Round Peg in a Square Hole

A repository of reference material on a variety of subjects

Wednesday, January 03, 2007

Hyphenation Carryover

Years ago, when I was on Mars Pathfinder, part of my job was to take mission flight rules (specifications for things that we were not allowed to do with the s/c) and code them up, so that the sequencing s/w could check to see if any of the commanding was violating these rules. Not all of them could be checked that way, since not all of the flight rules related to things that were commanded: e.g., if the restriction was "don't let this piece of hardware go below this temperature", there was no commanding that could directly violate that. (Obviously, if you turn a heater off, you might end up violating the FR, but turning the heater off, in and of itself, was not a violation.) Anyway, after suffering with poorly written, contradictory, or confusing rules, after spending time tracking people down and making them clarify this or that, I swore that SOMEDAY, *I* would be in charge of flight rules document on some project, and the rules would, by GOD, be written RIGHT! :-)
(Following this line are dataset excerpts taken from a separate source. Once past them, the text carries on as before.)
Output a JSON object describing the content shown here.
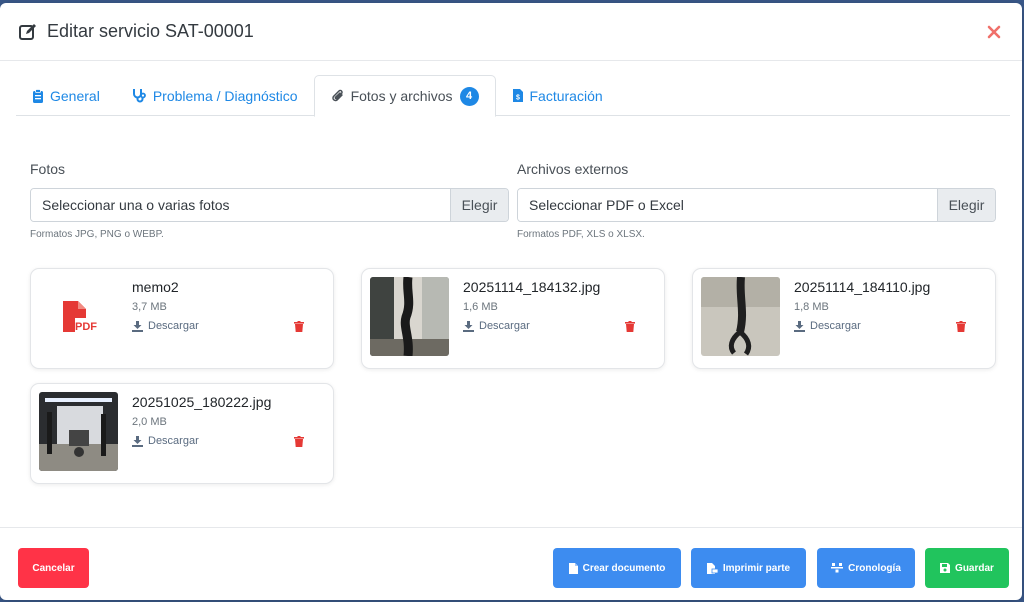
{
  "modal": {
    "title": "Editar servicio SAT-00001"
  },
  "tabs": [
    {
      "label": "General",
      "icon": "clipboard-icon",
      "active": false
    },
    {
      "label": "Problema / Diagnóstico",
      "icon": "stethoscope-icon",
      "active": false
    },
    {
      "label": "Fotos y archivos",
      "icon": "paperclip-icon",
      "active": true,
      "badge": "4"
    },
    {
      "label": "Facturación",
      "icon": "invoice-icon",
      "active": false
    }
  ],
  "uploads": {
    "photos": {
      "label": "Fotos",
      "placeholder": "Seleccionar una o varias fotos",
      "button": "Elegir",
      "help": "Formatos JPG, PNG o WEBP."
    },
    "files": {
      "label": "Archivos externos",
      "placeholder": "Seleccionar PDF o Excel",
      "button": "Elegir",
      "help": "Formatos PDF, XLS o XLSX."
    }
  },
  "attachments": [
    {
      "name": "memo2",
      "size": "3,7 MB",
      "download": "Descargar",
      "type": "pdf"
    },
    {
      "name": "20251114_184132.jpg",
      "size": "1,6 MB",
      "download": "Descargar",
      "type": "photo"
    },
    {
      "name": "20251114_184110.jpg",
      "size": "1,8 MB",
      "download": "Descargar",
      "type": "photo"
    },
    {
      "name": "20251025_180222.jpg",
      "size": "2,0 MB",
      "download": "Descargar",
      "type": "photo"
    }
  ],
  "pdf_label": "PDF",
  "footer": {
    "cancel": "Cancelar",
    "create_doc": "Crear documento",
    "print": "Imprimir parte",
    "timeline": "Cronología",
    "save": "Guardar"
  },
  "colors": {
    "primary": "#3d8cf0",
    "danger": "#ff3347",
    "success": "#21c45d",
    "link": "#1e88e5"
  }
}
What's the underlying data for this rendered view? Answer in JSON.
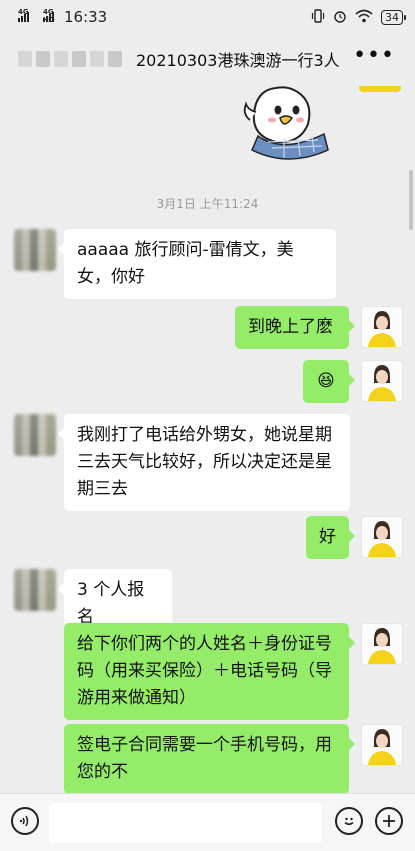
{
  "status_bar": {
    "signal1_label": "4G",
    "signal2_label": "4G HD",
    "time": "16:33",
    "battery": "34"
  },
  "header": {
    "title": "20210303港珠澳游一行3人",
    "more_icon": "more-dots-icon"
  },
  "timestamp": "3月1日 上午11:24",
  "messages": [
    {
      "side": "left",
      "text": "aaaaa 旅行顾问-雷倩文，美女，你好"
    },
    {
      "side": "right",
      "text": "到晚上了麽"
    },
    {
      "side": "right",
      "text": "😆"
    },
    {
      "side": "left",
      "text": "我刚打了电话给外甥女，她说星期三去天气比较好，所以决定还是星期三去"
    },
    {
      "side": "right",
      "text": "好"
    },
    {
      "side": "left",
      "text": "3 个人报名"
    },
    {
      "side": "right",
      "text": "给下你们两个的人姓名＋身份证号码（用来买保险）＋电话号码（导游用来做通知）"
    },
    {
      "side": "right",
      "text": "签电子合同需要一个手机号码，用您的不"
    }
  ],
  "input_bar": {
    "voice_icon": "voice-icon",
    "emoji_icon": "emoji-icon",
    "plus_icon": "plus-icon",
    "input_value": ""
  },
  "colors": {
    "background": "#ededed",
    "bubble_out": "#95ec69",
    "bubble_in": "#ffffff",
    "avatar_shirt": "#f4d21a"
  }
}
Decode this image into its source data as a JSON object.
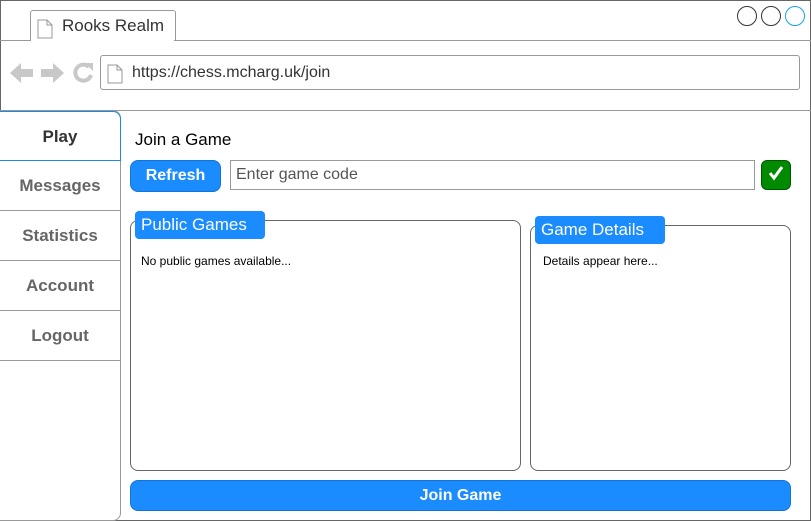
{
  "browser": {
    "tab_title": "Rooks Realm",
    "url": "https://chess.mcharg.uk/join"
  },
  "sidebar": {
    "items": [
      {
        "label": "Play",
        "active": true
      },
      {
        "label": "Messages"
      },
      {
        "label": "Statistics"
      },
      {
        "label": "Account"
      },
      {
        "label": "Logout"
      }
    ]
  },
  "main": {
    "title": "Join a Game",
    "refresh_label": "Refresh",
    "code_placeholder": "Enter game code",
    "public_games": {
      "header": "Public Games",
      "empty_message": "No public games available..."
    },
    "game_details": {
      "header": "Game Details",
      "empty_message": "Details appear here..."
    },
    "join_label": "Join Game"
  },
  "colors": {
    "accent": "#1a8cff",
    "confirm": "#008a00"
  }
}
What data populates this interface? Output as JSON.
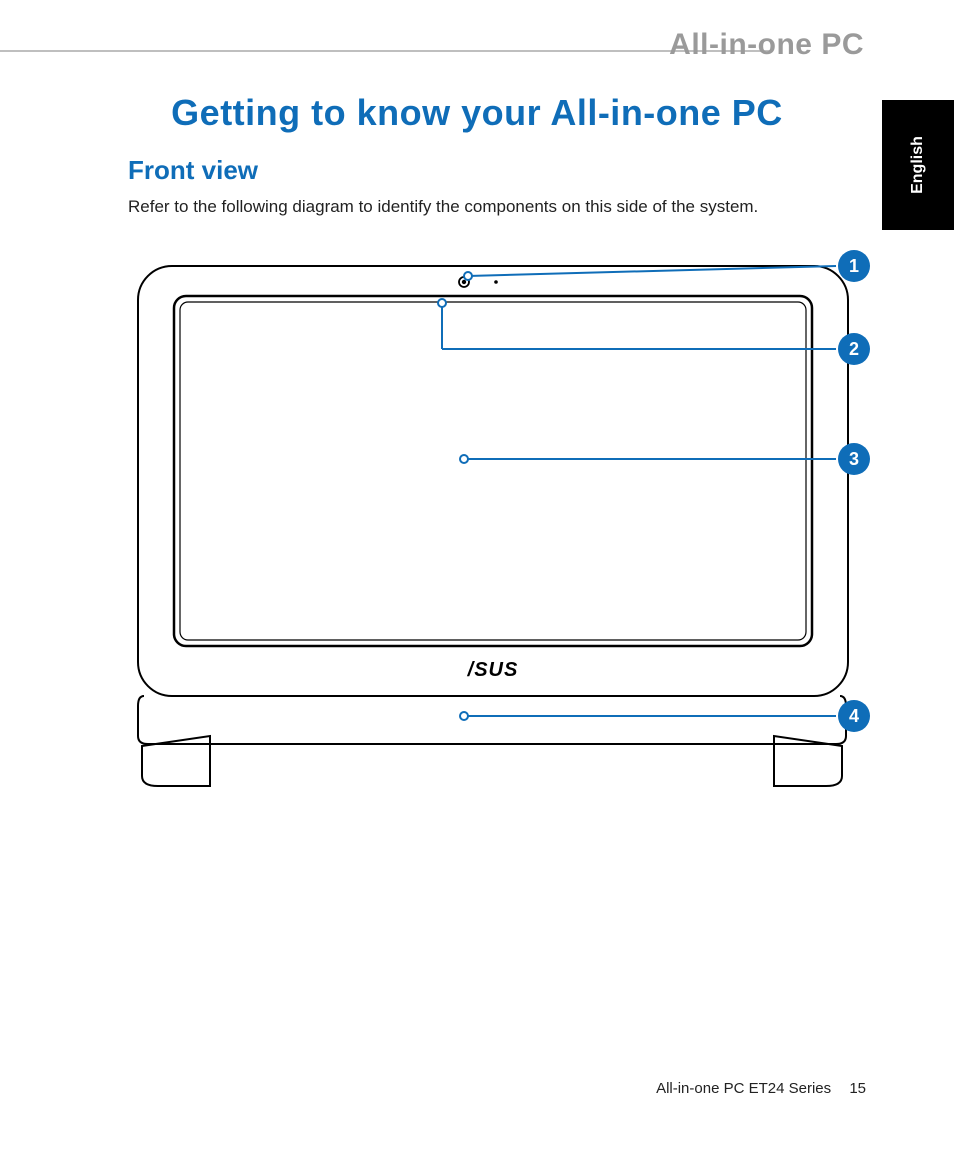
{
  "header": {
    "brand": "All-in-one PC"
  },
  "language_tab": {
    "label": "English"
  },
  "title": "Getting to know your All-in-one PC",
  "subtitle": "Front view",
  "body": "Refer to the following diagram to identify the components on this side of the system.",
  "callouts": {
    "c1": "1",
    "c2": "2",
    "c3": "3",
    "c4": "4"
  },
  "brand_logo_text": "ASUS",
  "footer": {
    "series": "All-in-one PC ET24 Series",
    "page": "15"
  }
}
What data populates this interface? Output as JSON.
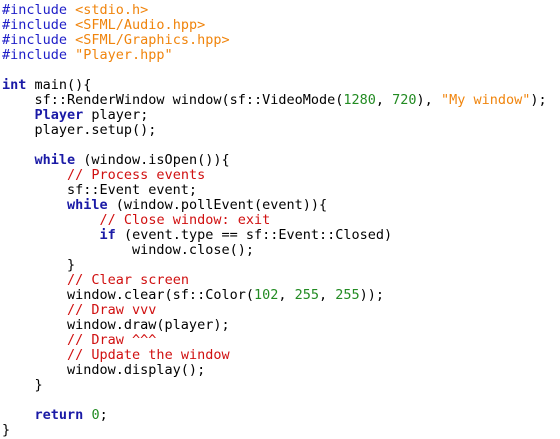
{
  "editor": {
    "language": "C++",
    "colors": {
      "background": "#ffffff",
      "preprocessor": "#1e1ec8",
      "string": "#f0840c",
      "keyword": "#1a1aa6",
      "number": "#228b22",
      "comment": "#d01010",
      "plain": "#000000"
    },
    "lines": [
      [
        {
          "t": "pp",
          "v": "#include "
        },
        {
          "t": "str",
          "v": "<stdio.h>"
        }
      ],
      [
        {
          "t": "pp",
          "v": "#include "
        },
        {
          "t": "str",
          "v": "<SFML/Audio.hpp>"
        }
      ],
      [
        {
          "t": "pp",
          "v": "#include "
        },
        {
          "t": "str",
          "v": "<SFML/Graphics.hpp>"
        }
      ],
      [
        {
          "t": "pp",
          "v": "#include "
        },
        {
          "t": "str",
          "v": "\"Player.hpp\""
        }
      ],
      [],
      [
        {
          "t": "kw",
          "v": "int"
        },
        {
          "t": "plain",
          "v": " main(){"
        }
      ],
      [
        {
          "t": "plain",
          "v": "    sf::RenderWindow window(sf::VideoMode("
        },
        {
          "t": "num",
          "v": "1280"
        },
        {
          "t": "plain",
          "v": ", "
        },
        {
          "t": "num",
          "v": "720"
        },
        {
          "t": "plain",
          "v": "), "
        },
        {
          "t": "str",
          "v": "\"My window\""
        },
        {
          "t": "plain",
          "v": ");"
        }
      ],
      [
        {
          "t": "plain",
          "v": "    "
        },
        {
          "t": "type",
          "v": "Player"
        },
        {
          "t": "plain",
          "v": " player;"
        }
      ],
      [
        {
          "t": "plain",
          "v": "    player.setup();"
        }
      ],
      [],
      [
        {
          "t": "plain",
          "v": "    "
        },
        {
          "t": "kw",
          "v": "while"
        },
        {
          "t": "plain",
          "v": " (window.isOpen()){"
        }
      ],
      [
        {
          "t": "plain",
          "v": "        "
        },
        {
          "t": "com",
          "v": "// Process events"
        }
      ],
      [
        {
          "t": "plain",
          "v": "        sf::Event event;"
        }
      ],
      [
        {
          "t": "plain",
          "v": "        "
        },
        {
          "t": "kw",
          "v": "while"
        },
        {
          "t": "plain",
          "v": " (window.pollEvent(event)){"
        }
      ],
      [
        {
          "t": "plain",
          "v": "            "
        },
        {
          "t": "com",
          "v": "// Close window: exit"
        }
      ],
      [
        {
          "t": "plain",
          "v": "            "
        },
        {
          "t": "kw",
          "v": "if"
        },
        {
          "t": "plain",
          "v": " (event.type == sf::Event::Closed)"
        }
      ],
      [
        {
          "t": "plain",
          "v": "                window.close();"
        }
      ],
      [
        {
          "t": "plain",
          "v": "        }"
        }
      ],
      [
        {
          "t": "plain",
          "v": "        "
        },
        {
          "t": "com",
          "v": "// Clear screen"
        }
      ],
      [
        {
          "t": "plain",
          "v": "        window.clear(sf::Color("
        },
        {
          "t": "num",
          "v": "102"
        },
        {
          "t": "plain",
          "v": ", "
        },
        {
          "t": "num",
          "v": "255"
        },
        {
          "t": "plain",
          "v": ", "
        },
        {
          "t": "num",
          "v": "255"
        },
        {
          "t": "plain",
          "v": "));"
        }
      ],
      [
        {
          "t": "plain",
          "v": "        "
        },
        {
          "t": "com",
          "v": "// Draw vvv"
        }
      ],
      [
        {
          "t": "plain",
          "v": "        window.draw(player);"
        }
      ],
      [
        {
          "t": "plain",
          "v": "        "
        },
        {
          "t": "com",
          "v": "// Draw ^^^"
        }
      ],
      [
        {
          "t": "plain",
          "v": "        "
        },
        {
          "t": "com",
          "v": "// Update the window"
        }
      ],
      [
        {
          "t": "plain",
          "v": "        window.display();"
        }
      ],
      [
        {
          "t": "plain",
          "v": "    }"
        }
      ],
      [],
      [
        {
          "t": "plain",
          "v": "    "
        },
        {
          "t": "kw",
          "v": "return"
        },
        {
          "t": "plain",
          "v": " "
        },
        {
          "t": "num",
          "v": "0"
        },
        {
          "t": "plain",
          "v": ";"
        }
      ],
      [
        {
          "t": "plain",
          "v": "}"
        }
      ]
    ]
  }
}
While that has not yet come to pass, it is interesting how this experience has affected me. I've recently started writing my first knitting patterns that might possibly be used by someone else, and I find myself going back again and again, clarifying things, making things more explicit, trying to figure out where things could be misinterpreted and re-writing so that any confusion is avoided.

It's funny; I've always known how my hobbies gave me insight and parallax on problems at work. It never occurred to me that the process might work in both directions.